I'm so very sad that I won't be able to enjoy Jezibel and the special connection we had. Still, I'm grateful that I was allowed to enjoy her for so many years. And I'm even more grateful that I could witness the deep, abiding love that she and Silver had for one another.

I believe that Silver and she had a communication toward the last about her leaving this plane. At one point he just sat next to her quietly while they looked into each other's eyes. He's not seeming to miss her - not looking for her or anything like that. I believe that when beloved pets transition, their spirit remains for a period of time. It's almost as if the pet wants to continue sharing their love for a while to help those left behind adjust to their loss. I think that Silver senses her spirit is still here... and so do I.

Remember... love is forever

As I was writing this article I was reminded of another one I wrote years ago after a dear friend had died. One day I was talking with a wise friend about my reaction and deep grief to my other friend's death. I mused upon the fact that either we're coming from love or from fear, and since this grief didn't feel like love, it must be fear of some kind. But fear of what?

She didn't disappoint and instantly gave me the wisdom I was looking for. "Grief," she said, "is the fear of lack of love."

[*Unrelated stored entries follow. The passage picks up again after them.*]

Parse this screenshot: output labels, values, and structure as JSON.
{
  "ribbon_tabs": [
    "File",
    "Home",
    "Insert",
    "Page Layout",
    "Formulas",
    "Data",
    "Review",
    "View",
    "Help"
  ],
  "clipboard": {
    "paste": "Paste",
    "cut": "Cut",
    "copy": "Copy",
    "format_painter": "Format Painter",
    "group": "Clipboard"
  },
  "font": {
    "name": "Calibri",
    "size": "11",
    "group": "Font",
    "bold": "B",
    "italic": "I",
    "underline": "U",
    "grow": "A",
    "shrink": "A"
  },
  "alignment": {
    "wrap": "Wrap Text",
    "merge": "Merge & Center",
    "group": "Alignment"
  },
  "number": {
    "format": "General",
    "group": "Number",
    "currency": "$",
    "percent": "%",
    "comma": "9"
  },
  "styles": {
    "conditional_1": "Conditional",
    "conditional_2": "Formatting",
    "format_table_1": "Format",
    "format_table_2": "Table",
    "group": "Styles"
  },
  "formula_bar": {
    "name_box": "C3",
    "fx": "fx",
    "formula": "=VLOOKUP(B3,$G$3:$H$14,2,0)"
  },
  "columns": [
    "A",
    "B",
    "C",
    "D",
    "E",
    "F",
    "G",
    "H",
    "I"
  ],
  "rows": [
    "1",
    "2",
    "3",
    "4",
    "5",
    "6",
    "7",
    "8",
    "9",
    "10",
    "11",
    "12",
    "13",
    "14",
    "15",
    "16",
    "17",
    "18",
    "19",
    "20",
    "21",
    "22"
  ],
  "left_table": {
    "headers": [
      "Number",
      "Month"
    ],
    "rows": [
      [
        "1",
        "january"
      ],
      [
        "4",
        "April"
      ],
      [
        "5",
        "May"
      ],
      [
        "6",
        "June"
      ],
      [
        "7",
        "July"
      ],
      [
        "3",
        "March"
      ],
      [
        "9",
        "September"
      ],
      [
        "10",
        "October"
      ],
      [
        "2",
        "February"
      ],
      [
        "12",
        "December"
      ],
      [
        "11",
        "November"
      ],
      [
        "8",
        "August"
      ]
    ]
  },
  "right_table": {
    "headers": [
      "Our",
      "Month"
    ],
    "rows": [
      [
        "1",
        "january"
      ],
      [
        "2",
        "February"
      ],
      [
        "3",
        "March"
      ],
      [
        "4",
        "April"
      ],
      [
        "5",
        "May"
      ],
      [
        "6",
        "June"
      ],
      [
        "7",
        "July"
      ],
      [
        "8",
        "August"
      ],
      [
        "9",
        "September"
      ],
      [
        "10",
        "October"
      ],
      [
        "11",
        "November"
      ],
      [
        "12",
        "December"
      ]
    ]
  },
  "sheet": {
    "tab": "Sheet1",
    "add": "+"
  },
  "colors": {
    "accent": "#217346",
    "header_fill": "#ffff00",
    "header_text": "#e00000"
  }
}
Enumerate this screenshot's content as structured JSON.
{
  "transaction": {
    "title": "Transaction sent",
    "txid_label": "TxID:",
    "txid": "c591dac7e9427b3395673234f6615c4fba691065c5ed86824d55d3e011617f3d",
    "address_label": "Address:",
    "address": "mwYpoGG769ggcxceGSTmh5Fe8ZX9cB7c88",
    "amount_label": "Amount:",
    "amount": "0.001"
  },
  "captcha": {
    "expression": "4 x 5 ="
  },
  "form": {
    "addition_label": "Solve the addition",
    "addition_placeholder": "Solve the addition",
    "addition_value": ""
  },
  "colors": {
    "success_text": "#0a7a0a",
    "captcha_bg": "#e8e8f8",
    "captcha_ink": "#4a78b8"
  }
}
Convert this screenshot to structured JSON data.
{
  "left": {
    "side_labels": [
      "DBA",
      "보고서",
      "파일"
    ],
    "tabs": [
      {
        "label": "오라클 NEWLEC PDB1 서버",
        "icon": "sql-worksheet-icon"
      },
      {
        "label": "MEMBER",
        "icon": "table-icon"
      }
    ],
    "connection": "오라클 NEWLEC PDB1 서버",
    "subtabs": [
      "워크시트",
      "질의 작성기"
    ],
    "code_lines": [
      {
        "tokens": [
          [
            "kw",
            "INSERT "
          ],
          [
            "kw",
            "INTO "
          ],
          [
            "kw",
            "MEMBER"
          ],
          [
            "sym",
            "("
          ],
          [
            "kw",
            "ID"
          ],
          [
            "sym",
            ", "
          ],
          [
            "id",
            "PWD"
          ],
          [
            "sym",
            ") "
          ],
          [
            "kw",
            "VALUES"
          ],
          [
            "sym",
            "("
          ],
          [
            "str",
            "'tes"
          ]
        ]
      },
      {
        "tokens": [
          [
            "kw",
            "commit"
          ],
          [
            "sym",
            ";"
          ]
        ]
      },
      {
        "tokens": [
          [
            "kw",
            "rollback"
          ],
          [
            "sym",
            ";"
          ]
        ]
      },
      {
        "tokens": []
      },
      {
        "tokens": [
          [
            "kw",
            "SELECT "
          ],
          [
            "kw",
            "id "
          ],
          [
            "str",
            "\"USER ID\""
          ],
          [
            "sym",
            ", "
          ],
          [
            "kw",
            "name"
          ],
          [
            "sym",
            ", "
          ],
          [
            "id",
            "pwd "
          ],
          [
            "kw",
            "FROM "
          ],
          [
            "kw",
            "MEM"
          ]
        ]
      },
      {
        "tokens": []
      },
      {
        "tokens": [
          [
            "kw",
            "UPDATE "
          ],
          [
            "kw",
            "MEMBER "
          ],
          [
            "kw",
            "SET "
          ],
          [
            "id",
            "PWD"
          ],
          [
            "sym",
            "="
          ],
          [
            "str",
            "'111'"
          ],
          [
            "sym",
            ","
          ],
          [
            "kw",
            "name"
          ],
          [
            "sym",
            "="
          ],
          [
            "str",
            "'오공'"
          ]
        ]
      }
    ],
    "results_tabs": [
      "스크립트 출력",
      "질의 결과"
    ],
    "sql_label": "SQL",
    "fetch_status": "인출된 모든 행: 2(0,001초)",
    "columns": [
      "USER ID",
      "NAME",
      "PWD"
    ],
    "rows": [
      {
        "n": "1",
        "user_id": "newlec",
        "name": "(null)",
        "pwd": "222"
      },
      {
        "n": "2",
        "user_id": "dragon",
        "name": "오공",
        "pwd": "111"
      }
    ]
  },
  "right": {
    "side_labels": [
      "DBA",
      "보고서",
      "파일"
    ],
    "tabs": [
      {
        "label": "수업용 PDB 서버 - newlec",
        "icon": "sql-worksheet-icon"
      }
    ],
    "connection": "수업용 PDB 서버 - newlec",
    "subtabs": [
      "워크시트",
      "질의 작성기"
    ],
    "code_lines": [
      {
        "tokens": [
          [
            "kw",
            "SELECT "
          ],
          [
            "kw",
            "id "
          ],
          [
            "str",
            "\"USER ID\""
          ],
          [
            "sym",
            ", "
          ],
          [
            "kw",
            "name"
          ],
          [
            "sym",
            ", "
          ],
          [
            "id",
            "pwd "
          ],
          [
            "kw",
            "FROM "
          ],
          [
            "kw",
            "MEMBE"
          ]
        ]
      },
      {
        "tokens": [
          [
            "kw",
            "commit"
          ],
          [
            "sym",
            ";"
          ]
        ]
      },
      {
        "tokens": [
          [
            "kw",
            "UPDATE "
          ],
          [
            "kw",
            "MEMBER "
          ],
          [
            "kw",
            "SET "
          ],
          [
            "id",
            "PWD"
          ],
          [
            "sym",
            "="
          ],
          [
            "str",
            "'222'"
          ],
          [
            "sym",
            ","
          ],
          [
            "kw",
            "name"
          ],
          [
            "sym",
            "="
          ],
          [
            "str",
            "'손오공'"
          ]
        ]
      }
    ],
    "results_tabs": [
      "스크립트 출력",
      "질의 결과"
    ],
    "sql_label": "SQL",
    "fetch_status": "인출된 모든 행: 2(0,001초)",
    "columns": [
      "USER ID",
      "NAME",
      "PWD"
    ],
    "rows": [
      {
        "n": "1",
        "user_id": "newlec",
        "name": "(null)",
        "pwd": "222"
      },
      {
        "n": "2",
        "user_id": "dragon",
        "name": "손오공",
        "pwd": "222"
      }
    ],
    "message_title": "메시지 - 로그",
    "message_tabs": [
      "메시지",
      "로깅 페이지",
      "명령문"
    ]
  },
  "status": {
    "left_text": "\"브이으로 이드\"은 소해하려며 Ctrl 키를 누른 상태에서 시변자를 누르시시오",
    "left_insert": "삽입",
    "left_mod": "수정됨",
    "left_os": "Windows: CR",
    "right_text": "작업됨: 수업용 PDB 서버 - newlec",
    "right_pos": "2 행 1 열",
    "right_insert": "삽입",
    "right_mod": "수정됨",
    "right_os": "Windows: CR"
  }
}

Makes perfect sense. When someone, or some thing such as a dear pet that we love, dies then we fear that the love we shared with them dies, too. But here's the truth: Once energy is created it exists for eternity. Love, like all emotions, is energy. This means that when you lose someone or something you loved, the energy of that love still exists. And you can tap into it any time you want so you can enjoy it again.

It's easy. All you have to do is remember an instance or event with that person or thing that created the feeling of love within you. And you'll feel it again in an instant, whenever you want. And the best part is that you can never, ever lose a memory that creates the energy of love for you.

So if you feel yourself beginning to sink into the sadness of grief, remember that it's a signal to you that you're afraid you've lost love. Know that you can never lose love because it's eternal. And then recall a moment or an experience that brought you the feeling of love. As you do so, you'll feel that love energy once again.